Still, interviews with men who finished their regular service recently suggest that many have internalized the principles in the ethical code. Ze´ev, an infantry officer who asked for only his first name to be used, describes a two-month stakeout of a Palestinian village in the West Bank. “Every night there was shooting from the village, heavy gunfire. When you see a person with a gun, there’s no question what you have to do. But when you see not three or four, but rather 40 people, with a single rifle, which moves around, you have to pick your targets carefully.”

Ze´ev recounts an incident in which a comrade had his commander´s authorization to shoot an armed combatant below the knees-to wound, not to kill. The soldier shot twice, the second time after the enemy had fallen to the ground, and ended up killing a young boy with a rifle. The child had been part of a group that was firing on the Israelis, says Ze´ev, “but at that moment, the kid wasn’t one of them.” He adds, in apparent contradiction to Lior Yavne´s charge, “The soldier was sent to jail, and thrown out of his unit”

Ze´ev says that behaving with restraint under fire “is not a mission impossible.” He adds, “If you have any sense of moral behavior, and you think for a second, there shouldn’t be any problem sticking to the things that are in the code.”

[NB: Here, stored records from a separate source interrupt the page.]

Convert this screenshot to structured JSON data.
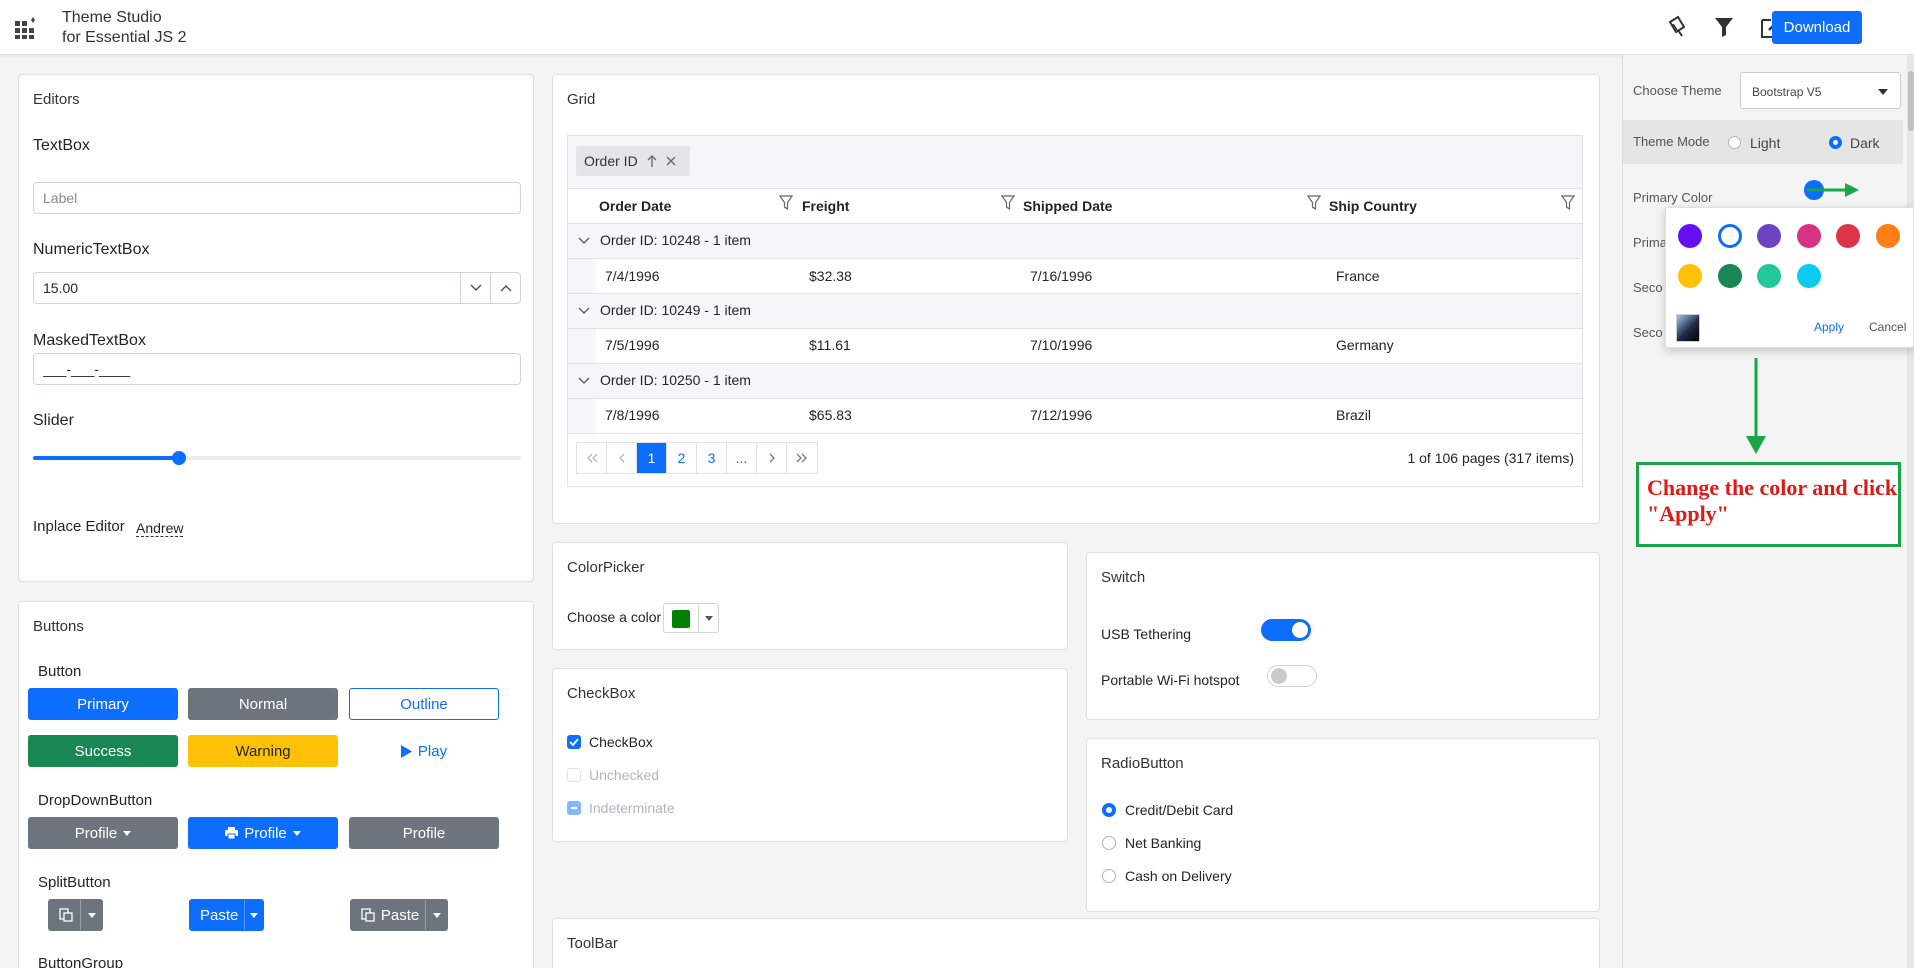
{
  "header": {
    "brand_line1": "Theme Studio",
    "brand_line2": "for Essential JS 2",
    "download_label": "Download"
  },
  "editors": {
    "title": "Editors",
    "textbox_label": "TextBox",
    "textbox_placeholder": "Label",
    "numeric_label": "NumericTextBox",
    "numeric_value": "15.00",
    "masked_label": "MaskedTextBox",
    "masked_value": "___-___-____",
    "slider_label": "Slider",
    "slider_value": 0.3,
    "inplace_label": "Inplace Editor",
    "inplace_value": "Andrew"
  },
  "buttons": {
    "title": "Buttons",
    "button_label": "Button",
    "primary": "Primary",
    "normal": "Normal",
    "outline": "Outline",
    "success": "Success",
    "warning": "Warning",
    "play": "Play",
    "dropdown_label": "DropDownButton",
    "profile": "Profile",
    "split_label": "SplitButton",
    "paste": "Paste",
    "group_label": "ButtonGroup"
  },
  "grid": {
    "title": "Grid",
    "group_chip": "Order ID",
    "columns": [
      "Order Date",
      "Freight",
      "Shipped Date",
      "Ship Country"
    ],
    "groups": [
      {
        "caption": "Order ID: 10248 - 1 item",
        "row": [
          "7/4/1996",
          "$32.38",
          "7/16/1996",
          "France"
        ]
      },
      {
        "caption": "Order ID: 10249 - 1 item",
        "row": [
          "7/5/1996",
          "$11.61",
          "7/10/1996",
          "Germany"
        ]
      },
      {
        "caption": "Order ID: 10250 - 1 item",
        "row": [
          "7/8/1996",
          "$65.83",
          "7/12/1996",
          "Brazil"
        ]
      }
    ],
    "pager": {
      "pages": [
        "1",
        "2",
        "3",
        "..."
      ],
      "info": "1 of 106 pages (317 items)"
    }
  },
  "colorpicker": {
    "title": "ColorPicker",
    "label": "Choose a color",
    "value_color": "#008000"
  },
  "checkbox": {
    "title": "CheckBox",
    "items": [
      "CheckBox",
      "Unchecked",
      "Indeterminate"
    ]
  },
  "switch": {
    "title": "Switch",
    "items": [
      "USB Tethering",
      "Portable Wi-Fi hotspot"
    ]
  },
  "radio": {
    "title": "RadioButton",
    "items": [
      "Credit/Debit Card",
      "Net Banking",
      "Cash on Delivery"
    ]
  },
  "toolbar": {
    "title": "ToolBar"
  },
  "panel": {
    "choose_theme_label": "Choose Theme",
    "theme_value": "Bootstrap V5",
    "theme_mode_label": "Theme Mode",
    "mode_light": "Light",
    "mode_dark": "Dark",
    "primary_color_label": "Primary Color",
    "row2_label": "Prima",
    "row3_label": "Seco",
    "row4_label": "Seco",
    "primary_color": "#0d6efd"
  },
  "palette": {
    "apply": "Apply",
    "cancel": "Cancel",
    "colors": [
      "#6610f2",
      "#ffffff",
      "#6f42c1",
      "#d63384",
      "#dc3545",
      "#fd7e14",
      "#ffc107",
      "#198754",
      "#20c997",
      "#0dcaf0"
    ]
  },
  "callout": {
    "text": "Change the color and click \"Apply\""
  }
}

But not everyone in the IDF thinks it´s that simple. Elazar Stern, a brigadier general and chief of the IDF Education Corps, is aware of the moral ambiguities inherent in a soldier’s job. “Part of what the nation demands of us,” he says, “is a willingness to have our heads toss and turn on the pillow several times at night. And if you’re lucky, in the end you’ll know that you did the right thing.”